She thought it was a small cat scurrying across the lanes, skipping yellow lines two at a time, trying to avoid the eastbound red and white truck impregnated with cola products and the line of thread-connected, bumper-to-bumper cars headed west. She watched as its slick black fur glistened with patches of white as it drank in and reflected the rays of the sun. At second glance, it must be a skunk, she thought. She wrinkled her nose in an anticipated disgust, bracing herself against the odor the poor, frightened animal was sure to give off.
But the stench never materialized.
She kept staring and thought she saw quills rise and fall within its pelt. A black porcupine? Is there such a thing, she asked? Or maybe it’s one of those possum thingies. Oh-possum is the correct name, Sarah, she reminded herself - opossum.
She adjusted her glasses. Not the ones she usually wore (she couldn’t find those). But the old ones, the old emergency ones, gold-rimmed and scratched which were tucked away in her nightstand drawer. She adjusted them again and blank twice, setting the book she was reading down beside her.
But then she thought better of it and picked up her purse, retrieved her book and moved further down the park lane to the bench closest to her building. She sat down and then noticed that the little guy had made it across the roadway.
“No! It’s not a damn porcupine, you idiot”, she blurted out, half chuckling. It has to be one of those rare, black squirrels I saw on the Discovery Channel, she thought. “With that Hannah guy. Or was that Letterman?”

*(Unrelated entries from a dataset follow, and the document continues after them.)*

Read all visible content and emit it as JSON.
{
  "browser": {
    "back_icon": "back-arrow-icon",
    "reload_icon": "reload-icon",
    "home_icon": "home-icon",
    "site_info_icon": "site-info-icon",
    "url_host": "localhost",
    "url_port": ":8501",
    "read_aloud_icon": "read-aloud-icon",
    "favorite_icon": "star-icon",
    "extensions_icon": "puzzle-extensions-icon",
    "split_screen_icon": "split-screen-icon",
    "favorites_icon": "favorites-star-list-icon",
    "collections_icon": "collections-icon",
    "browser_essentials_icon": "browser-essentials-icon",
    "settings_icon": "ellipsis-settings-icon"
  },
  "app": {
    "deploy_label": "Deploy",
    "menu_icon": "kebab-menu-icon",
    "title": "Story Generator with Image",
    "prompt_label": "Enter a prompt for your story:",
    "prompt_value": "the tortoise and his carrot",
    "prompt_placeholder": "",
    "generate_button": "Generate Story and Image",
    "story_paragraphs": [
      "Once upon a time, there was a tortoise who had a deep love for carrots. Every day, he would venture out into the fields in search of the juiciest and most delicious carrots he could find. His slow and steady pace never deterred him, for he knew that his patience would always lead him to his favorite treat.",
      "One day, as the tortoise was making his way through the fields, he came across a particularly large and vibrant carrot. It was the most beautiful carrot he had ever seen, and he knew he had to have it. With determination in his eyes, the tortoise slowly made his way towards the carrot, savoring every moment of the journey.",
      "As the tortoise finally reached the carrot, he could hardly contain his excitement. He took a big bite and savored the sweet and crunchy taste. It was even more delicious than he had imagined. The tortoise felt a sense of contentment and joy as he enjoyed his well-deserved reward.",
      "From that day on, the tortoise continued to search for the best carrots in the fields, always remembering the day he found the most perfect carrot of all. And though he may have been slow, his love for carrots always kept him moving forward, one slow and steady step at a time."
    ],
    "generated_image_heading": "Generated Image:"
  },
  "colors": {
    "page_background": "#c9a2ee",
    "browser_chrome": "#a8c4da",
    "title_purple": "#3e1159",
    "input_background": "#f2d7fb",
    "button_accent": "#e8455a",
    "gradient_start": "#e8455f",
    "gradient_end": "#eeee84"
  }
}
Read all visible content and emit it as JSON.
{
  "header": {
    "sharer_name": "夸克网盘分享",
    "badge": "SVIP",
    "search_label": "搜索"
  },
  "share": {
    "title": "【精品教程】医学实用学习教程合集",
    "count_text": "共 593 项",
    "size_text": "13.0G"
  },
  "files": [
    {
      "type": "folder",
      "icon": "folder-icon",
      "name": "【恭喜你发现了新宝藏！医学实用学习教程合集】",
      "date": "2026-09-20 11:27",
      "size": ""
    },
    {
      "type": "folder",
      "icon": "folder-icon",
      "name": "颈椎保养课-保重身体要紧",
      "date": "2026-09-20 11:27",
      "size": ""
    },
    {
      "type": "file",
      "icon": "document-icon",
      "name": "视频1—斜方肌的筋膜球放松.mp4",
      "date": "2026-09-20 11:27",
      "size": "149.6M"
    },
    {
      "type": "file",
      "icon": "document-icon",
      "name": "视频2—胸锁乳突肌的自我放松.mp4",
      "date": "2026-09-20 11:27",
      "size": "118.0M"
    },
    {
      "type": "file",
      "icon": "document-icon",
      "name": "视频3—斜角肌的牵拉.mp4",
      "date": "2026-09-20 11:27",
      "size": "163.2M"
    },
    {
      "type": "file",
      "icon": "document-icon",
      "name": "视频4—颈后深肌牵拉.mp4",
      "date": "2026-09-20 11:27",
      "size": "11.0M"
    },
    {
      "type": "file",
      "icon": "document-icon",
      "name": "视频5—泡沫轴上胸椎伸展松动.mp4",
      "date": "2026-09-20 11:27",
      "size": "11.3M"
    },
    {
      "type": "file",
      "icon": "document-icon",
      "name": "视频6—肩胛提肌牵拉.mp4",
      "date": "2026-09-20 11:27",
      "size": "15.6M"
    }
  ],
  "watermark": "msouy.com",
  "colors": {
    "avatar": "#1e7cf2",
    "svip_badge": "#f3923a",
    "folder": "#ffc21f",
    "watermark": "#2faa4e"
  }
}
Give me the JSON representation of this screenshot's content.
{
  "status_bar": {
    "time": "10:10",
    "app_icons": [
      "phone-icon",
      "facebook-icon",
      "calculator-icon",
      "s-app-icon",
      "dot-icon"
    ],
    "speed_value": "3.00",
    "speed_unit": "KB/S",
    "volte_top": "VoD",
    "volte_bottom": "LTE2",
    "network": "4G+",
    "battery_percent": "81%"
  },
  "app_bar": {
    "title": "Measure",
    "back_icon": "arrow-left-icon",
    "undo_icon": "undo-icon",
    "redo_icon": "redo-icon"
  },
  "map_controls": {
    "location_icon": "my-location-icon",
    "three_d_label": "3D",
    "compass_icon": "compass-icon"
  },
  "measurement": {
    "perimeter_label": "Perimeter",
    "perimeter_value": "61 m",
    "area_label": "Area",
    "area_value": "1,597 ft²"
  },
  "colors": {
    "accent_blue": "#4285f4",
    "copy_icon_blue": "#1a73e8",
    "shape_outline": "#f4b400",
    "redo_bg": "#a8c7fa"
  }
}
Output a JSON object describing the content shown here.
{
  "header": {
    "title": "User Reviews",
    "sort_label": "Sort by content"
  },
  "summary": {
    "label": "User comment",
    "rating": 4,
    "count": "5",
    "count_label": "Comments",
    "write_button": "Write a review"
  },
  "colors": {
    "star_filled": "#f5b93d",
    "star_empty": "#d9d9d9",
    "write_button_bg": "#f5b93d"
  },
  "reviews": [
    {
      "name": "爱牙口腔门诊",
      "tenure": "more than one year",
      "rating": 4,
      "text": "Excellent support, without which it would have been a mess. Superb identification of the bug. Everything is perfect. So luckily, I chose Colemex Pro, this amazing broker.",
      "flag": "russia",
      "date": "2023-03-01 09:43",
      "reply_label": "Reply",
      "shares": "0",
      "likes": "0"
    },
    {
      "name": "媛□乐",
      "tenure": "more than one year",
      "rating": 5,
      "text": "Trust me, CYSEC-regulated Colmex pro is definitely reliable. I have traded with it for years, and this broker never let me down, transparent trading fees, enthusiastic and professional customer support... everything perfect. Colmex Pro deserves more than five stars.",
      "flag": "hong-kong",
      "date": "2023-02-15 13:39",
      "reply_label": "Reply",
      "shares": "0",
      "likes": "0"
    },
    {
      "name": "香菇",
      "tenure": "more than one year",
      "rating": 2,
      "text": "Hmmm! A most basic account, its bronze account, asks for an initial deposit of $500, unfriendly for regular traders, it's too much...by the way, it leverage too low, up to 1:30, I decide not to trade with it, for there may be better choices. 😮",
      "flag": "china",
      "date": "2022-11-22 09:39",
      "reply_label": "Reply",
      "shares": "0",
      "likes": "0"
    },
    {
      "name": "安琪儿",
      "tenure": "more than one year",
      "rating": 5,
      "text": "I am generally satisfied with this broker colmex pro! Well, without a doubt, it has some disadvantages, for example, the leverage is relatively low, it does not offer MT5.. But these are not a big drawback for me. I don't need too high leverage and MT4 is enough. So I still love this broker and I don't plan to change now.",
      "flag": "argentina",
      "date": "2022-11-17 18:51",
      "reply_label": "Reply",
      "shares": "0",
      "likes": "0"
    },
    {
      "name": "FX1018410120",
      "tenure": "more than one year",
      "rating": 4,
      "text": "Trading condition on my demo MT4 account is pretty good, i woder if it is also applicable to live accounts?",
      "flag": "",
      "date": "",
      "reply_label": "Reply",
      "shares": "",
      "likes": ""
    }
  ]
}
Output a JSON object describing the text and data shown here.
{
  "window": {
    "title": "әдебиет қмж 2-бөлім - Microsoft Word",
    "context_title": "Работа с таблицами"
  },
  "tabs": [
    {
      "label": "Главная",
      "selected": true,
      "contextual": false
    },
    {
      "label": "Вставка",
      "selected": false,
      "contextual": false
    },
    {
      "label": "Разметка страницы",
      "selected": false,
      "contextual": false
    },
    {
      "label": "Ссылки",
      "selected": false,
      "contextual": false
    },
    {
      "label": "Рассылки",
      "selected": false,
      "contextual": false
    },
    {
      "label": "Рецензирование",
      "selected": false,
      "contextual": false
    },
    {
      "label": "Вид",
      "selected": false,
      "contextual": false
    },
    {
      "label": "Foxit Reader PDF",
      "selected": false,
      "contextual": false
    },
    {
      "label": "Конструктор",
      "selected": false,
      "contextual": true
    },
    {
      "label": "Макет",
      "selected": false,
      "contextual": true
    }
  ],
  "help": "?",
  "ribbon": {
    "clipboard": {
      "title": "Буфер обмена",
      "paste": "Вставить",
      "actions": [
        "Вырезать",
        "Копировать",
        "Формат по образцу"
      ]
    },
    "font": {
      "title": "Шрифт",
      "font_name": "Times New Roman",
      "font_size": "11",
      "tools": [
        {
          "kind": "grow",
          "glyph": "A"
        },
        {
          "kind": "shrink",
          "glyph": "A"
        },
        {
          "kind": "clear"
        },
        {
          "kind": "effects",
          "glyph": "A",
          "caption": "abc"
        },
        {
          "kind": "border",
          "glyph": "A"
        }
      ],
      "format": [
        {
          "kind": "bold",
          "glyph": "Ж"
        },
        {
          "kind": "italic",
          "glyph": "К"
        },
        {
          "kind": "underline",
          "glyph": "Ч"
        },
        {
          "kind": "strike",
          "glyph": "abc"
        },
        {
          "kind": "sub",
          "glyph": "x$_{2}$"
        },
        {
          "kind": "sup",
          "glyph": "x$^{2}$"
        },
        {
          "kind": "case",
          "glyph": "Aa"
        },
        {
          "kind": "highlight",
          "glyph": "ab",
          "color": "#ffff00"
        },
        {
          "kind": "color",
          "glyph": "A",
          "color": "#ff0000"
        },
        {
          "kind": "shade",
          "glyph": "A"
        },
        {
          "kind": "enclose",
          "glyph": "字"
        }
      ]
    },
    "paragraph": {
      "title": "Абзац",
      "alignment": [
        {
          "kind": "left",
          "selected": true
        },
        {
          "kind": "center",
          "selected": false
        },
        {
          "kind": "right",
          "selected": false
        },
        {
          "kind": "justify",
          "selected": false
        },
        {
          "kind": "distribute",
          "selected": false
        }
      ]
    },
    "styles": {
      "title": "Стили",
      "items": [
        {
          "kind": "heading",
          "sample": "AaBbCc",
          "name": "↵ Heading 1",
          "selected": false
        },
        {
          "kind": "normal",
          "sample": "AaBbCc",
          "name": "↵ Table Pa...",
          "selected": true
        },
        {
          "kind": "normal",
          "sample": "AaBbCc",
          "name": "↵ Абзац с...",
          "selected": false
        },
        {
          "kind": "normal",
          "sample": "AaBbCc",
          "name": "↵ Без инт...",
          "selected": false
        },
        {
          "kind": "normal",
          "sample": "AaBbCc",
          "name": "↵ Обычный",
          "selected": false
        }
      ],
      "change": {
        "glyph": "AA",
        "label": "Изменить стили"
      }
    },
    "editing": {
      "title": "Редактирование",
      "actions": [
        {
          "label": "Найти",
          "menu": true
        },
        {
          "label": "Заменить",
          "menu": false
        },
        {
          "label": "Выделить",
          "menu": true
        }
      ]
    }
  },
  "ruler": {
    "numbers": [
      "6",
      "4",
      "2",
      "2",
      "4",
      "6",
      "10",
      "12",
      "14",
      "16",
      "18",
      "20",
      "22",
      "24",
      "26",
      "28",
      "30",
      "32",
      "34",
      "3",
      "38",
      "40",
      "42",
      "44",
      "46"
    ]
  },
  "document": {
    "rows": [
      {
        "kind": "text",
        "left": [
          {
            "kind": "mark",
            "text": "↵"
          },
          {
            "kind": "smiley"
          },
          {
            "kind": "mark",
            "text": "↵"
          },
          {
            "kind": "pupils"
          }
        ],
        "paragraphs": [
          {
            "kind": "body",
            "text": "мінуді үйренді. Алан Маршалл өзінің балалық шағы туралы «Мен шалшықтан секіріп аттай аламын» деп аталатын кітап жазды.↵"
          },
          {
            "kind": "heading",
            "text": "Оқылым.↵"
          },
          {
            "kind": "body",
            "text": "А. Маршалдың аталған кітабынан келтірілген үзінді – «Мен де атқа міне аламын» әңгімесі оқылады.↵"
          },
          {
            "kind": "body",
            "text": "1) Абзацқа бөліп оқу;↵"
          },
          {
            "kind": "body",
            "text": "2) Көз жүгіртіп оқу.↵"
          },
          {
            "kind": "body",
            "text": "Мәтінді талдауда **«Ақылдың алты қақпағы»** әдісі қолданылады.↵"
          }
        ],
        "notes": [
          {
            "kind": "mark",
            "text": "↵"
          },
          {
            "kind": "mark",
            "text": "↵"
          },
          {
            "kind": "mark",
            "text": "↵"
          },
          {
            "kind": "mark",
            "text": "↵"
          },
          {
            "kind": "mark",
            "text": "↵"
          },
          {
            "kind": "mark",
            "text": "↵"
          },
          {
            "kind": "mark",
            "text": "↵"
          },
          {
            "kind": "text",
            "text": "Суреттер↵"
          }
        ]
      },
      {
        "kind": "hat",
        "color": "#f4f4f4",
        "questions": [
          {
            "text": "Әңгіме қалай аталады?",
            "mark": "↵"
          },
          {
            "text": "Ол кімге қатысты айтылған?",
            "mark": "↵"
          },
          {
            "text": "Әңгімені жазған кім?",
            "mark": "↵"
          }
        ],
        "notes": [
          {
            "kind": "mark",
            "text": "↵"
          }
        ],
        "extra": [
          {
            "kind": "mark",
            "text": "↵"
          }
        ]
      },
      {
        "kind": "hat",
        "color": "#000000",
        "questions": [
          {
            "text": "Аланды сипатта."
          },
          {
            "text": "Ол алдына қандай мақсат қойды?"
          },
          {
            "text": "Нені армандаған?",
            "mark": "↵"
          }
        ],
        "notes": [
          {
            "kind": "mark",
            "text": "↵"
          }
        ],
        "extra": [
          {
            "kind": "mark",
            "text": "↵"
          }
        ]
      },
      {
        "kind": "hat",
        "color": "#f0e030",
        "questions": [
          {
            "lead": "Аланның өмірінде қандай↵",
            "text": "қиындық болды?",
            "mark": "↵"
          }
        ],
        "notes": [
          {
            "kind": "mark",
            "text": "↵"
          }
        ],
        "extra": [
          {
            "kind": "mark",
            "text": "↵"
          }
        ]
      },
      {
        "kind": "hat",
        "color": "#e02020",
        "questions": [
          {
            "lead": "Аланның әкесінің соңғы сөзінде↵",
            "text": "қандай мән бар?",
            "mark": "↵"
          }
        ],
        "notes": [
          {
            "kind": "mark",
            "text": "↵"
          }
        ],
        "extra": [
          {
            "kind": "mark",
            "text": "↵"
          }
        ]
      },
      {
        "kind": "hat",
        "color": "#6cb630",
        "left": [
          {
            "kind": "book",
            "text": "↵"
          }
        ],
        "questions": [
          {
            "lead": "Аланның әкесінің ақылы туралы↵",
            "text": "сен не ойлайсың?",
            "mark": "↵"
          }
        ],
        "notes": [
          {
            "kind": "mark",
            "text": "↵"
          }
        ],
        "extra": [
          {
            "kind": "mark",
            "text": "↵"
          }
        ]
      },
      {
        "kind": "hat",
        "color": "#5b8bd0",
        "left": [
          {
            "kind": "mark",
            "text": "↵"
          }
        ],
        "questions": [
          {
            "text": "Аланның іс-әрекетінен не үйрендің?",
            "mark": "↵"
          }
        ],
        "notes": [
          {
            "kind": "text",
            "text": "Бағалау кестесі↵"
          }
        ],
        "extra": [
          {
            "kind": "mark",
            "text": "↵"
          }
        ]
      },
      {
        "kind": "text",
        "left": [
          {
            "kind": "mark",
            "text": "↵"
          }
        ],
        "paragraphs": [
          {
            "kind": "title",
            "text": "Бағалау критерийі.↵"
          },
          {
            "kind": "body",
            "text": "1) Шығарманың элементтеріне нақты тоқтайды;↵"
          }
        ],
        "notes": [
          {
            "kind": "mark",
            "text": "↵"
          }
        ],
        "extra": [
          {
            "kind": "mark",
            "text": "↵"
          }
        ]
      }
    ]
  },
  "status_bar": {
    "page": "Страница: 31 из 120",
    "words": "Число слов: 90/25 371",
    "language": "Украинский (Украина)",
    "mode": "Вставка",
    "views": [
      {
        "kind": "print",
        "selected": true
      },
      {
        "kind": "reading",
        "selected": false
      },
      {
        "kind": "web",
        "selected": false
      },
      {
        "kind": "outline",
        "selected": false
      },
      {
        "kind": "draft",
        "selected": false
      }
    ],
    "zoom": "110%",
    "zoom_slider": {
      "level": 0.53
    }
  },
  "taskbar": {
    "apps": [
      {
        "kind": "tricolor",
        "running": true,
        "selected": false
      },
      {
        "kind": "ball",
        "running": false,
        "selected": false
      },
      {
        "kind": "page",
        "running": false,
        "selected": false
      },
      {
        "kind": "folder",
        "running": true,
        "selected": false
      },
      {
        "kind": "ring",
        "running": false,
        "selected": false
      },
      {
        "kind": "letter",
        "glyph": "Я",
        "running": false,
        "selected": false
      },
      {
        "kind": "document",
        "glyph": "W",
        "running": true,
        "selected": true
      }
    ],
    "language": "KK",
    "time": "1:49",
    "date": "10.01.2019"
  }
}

She tried to go back to the book that had so enthralled her moments before but couldn’t concentrate on the word-worn pages. She lost sight of him, briefly, and wondered if he were hungry and had a family. Or was he a loner like she? When he reappeared from behind the park’s fence and started to make his way down the lane towards Sarah, she reached in her purse rummaging for that granola bar she swore she had yet to devour. She found the empty rapper.
“Sorry, kiddo … I must’ve eaten it”, she said into her purse.
And when she looked up, she shook her head in disbelief, causing her ill-fitting glasses to slide towards the tip of her nose.
“You, idiot”, she said aloud to herself as he blew across her boots, landing a few steps away from the bench and settling in a patch of sun-burned grass. “It’s a damn plastic bag!”
She huffed and sighed and continued shaking her head. And when her phone beeped, alerting her that her break time was over, she gathered her things, stood and as she walked away, she saw the black bag keeping company with other unwanted trash and said, “I guess you’re not alone after all.”